How did you go with setting new “little habits” last week? Did you tweak your…
Ask an EP is here to help with all your health and wellness questions and challenges: lifestyle, wellness, pain, health.
Do you have a burning health and wellness question? Now is your chance.
Every week we will pick a bunch of questions, and help you solve your burning query. If we share our problems, we are more likely to solve them.
Let’s get started.
“Hi Kirra, I have been experiencing a stiff and sore neck with very little mobility for the past three months. Just over the last two days, I have been very lightheaded with a localised pain at the base of my skull!
I have been seeing a chiropractor who gives temporary relief but the condition persists. Any suggestions?”
– Sharon, 64
Have your computer hours changed over the past 3-5 months due to COVID? I’d recommend starting a “computer and phone posture diary”—to keep a track of your hours. You’ll be surprised…and may find some patterns.
Often, localised pain can be caused by poor static posture and poor postural strength-endurance.
Here are three hacks to help you avoid posture problems, and improve your neck mobility:
SUBSTITUTE SITTING WITH AN ACTIVITY
- Balance on one leg and do some chin tucks, while talking on the phone.
- Switch to a standing workstation, and take a break every 25 minutes to have a couple of specific neck stretches.
- Sit on a Swiss Ball and do shoulder blade squeezes—this will encourage you to sit up straight and use your postural muscles.
- Schedule a walking catch-up, rather than sitting in a coffee shop!
BE ORGANISED: PLAN YOUR SCHEDULE THE NIGHT BEFORE
Look at your diary—where are your stationary meetings, is there some flexibility in your day?
Could you squeeze in a quick 15-minute upper limb strengthening workout between commitments? Schedule in your activity breaks the way you would schedule in a meeting.
Be organised, write it down, and make it happen.
OFFICE FRIENDLY MOVEMENTS EVERY HOUR (OR TWO)
Can you do 5-10 wall push-ups every hour and a ten seconds of wall squats? Set a reminder on your computer/phone! It’s the little regular movements that help your postural neck pain.
“Hi Kirra, do you have a morning exercise routine? I have little kids and can’t seem to motivate myself to exercise in the morning (but I know it would be good for me!). Any tips would be greatly appreciated!”
– Clare, 41
My morning routine is the lifesaving non-negotiable in my crazy world.
The trick is to choose a morning routine that is an instant “feel good”, is time-efficient, realistic and repeatable.
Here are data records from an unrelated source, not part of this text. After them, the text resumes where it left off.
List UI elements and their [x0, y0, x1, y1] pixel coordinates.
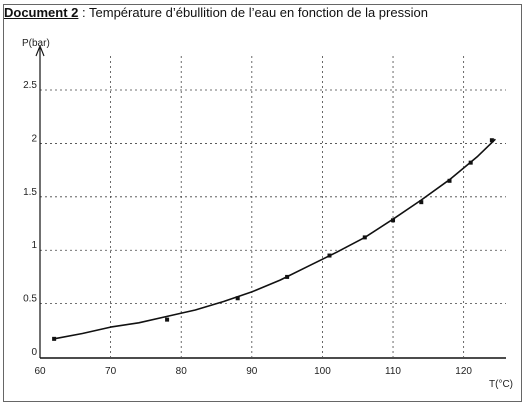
y-tick-label: 1 — [31, 240, 37, 251]
data-point — [447, 178, 452, 183]
data-point — [285, 274, 290, 279]
y-axis-arrow — [35, 44, 45, 57]
y-tick-label: 0 — [31, 347, 37, 358]
data-point — [468, 160, 473, 165]
title-text: : Température d’ébullition de l’eau en f… — [78, 5, 428, 20]
document-title: Document 2 : Température d’ébullition de… — [4, 5, 428, 20]
x-axis-label: T(°C) — [489, 379, 513, 390]
y-tick-label: 1.5 — [23, 187, 37, 198]
data-point — [489, 138, 494, 143]
y-tick-label: 2 — [31, 133, 37, 144]
x-tick-label: 120 — [455, 366, 472, 377]
x-tick-label: 110 — [385, 366, 401, 377]
y-axis-label: P(bar) — [22, 38, 50, 49]
y-tick-label: 0.5 — [23, 294, 37, 305]
data-point — [391, 218, 396, 223]
data-point — [52, 336, 57, 341]
data-point — [362, 235, 367, 240]
x-tick-label: 60 — [34, 366, 46, 377]
x-tick-label: 100 — [314, 366, 331, 377]
document-frame — [3, 4, 522, 402]
data-point — [419, 200, 424, 205]
series-line — [53, 138, 496, 340]
x-tick-label: 70 — [105, 366, 117, 377]
y-tick-label: 2.5 — [23, 80, 37, 91]
x-tick-label: 90 — [246, 366, 258, 377]
document-label: Document 2 — [4, 5, 79, 20]
data-point — [327, 253, 332, 258]
x-tick-label: 80 — [176, 366, 188, 377]
data-point — [165, 317, 170, 322]
data-point — [235, 296, 240, 301]
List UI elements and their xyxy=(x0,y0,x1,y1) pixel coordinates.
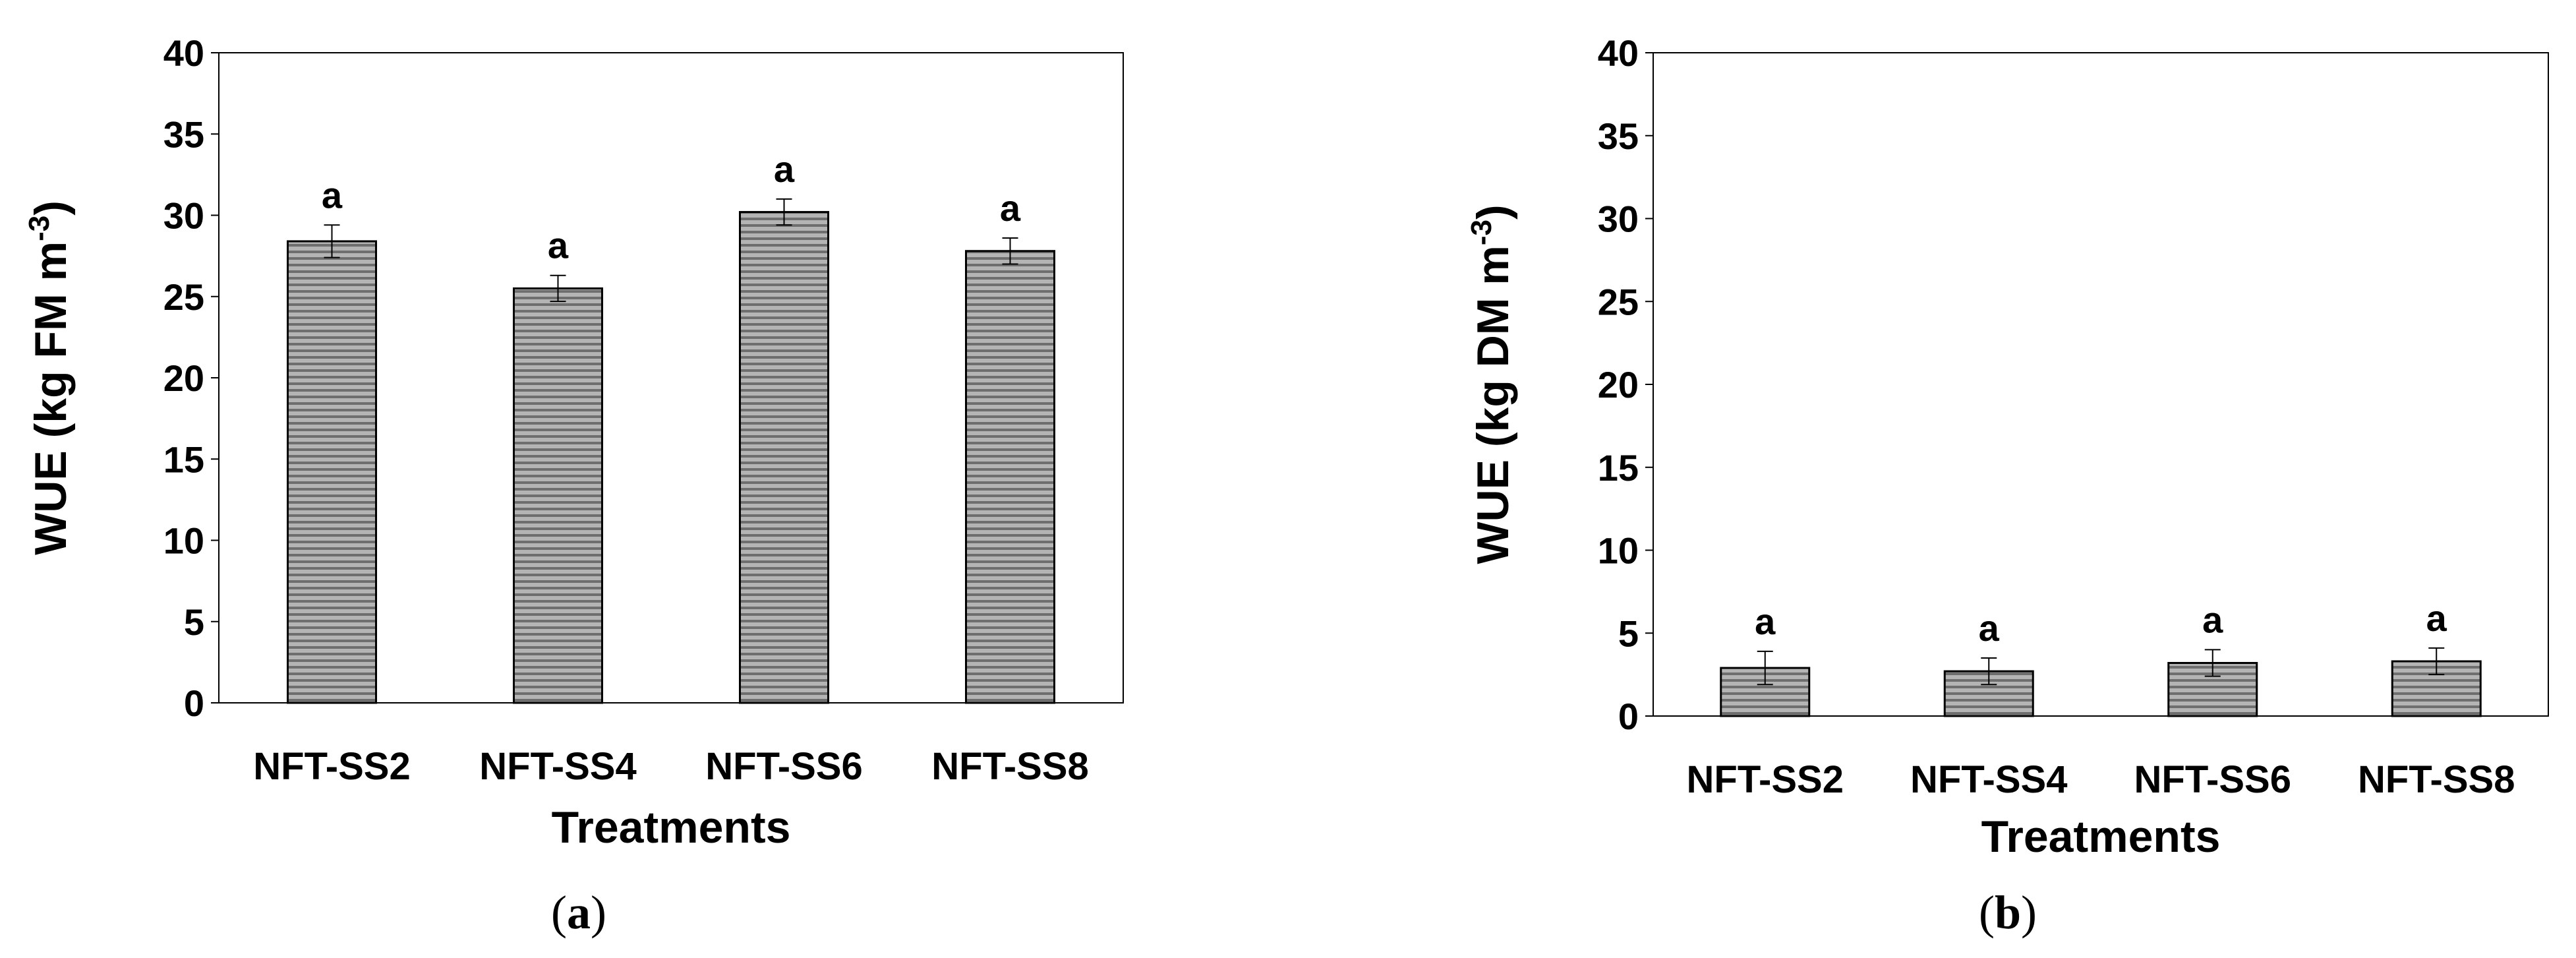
x-tick-label: NFT-SS6 xyxy=(2134,758,2292,801)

We’ve designed this simple morning movement planner for you, welcome to print it off, as a reminder (print the PDF here).
Here are my go-to’s (depending on how time-poor I am!):
- 25 minute run, with two mins of conscious breathwork up the top of Mt Painter (breathe in for four seconds, and breathe out for five seconds)
- 15 minute run (5 minute warm-up, 5 minutes at 80%, 5 minutes easy); then two minutes cold/hot/cold shower (maybe work up to 2 minutes—start with 20 seconds!).
- 20-minute silent walk
- 15 minute at-home core circuit to relaxing music (my favourite session is below!)
- Yoga (SOULution Yoga is my second home!!)
- 30 minute Super Advanced H.I.T Hydrotherapy session or Hydrolates (Aquatic Pilates)
Here’s a 15-minute HerWorkout Morning Workout—you’re most welcome to add it to your morning ritual:
1) Knee Hovers
2) Side plank on Knees
3) Tabletop lower-limb cycling
4) Pilates spine twist
5) Lumbar Extensions
You can print the PDF here, and IGTV clip is dropping into Instagram later today.
If you’re fit and healthy I’d recommend doing the five exercises 10-12 repetitions, and three sets. If your fitness needs nurturing, try for six repetitions, and two sets, three days a week, depending on how much time you have to start your day.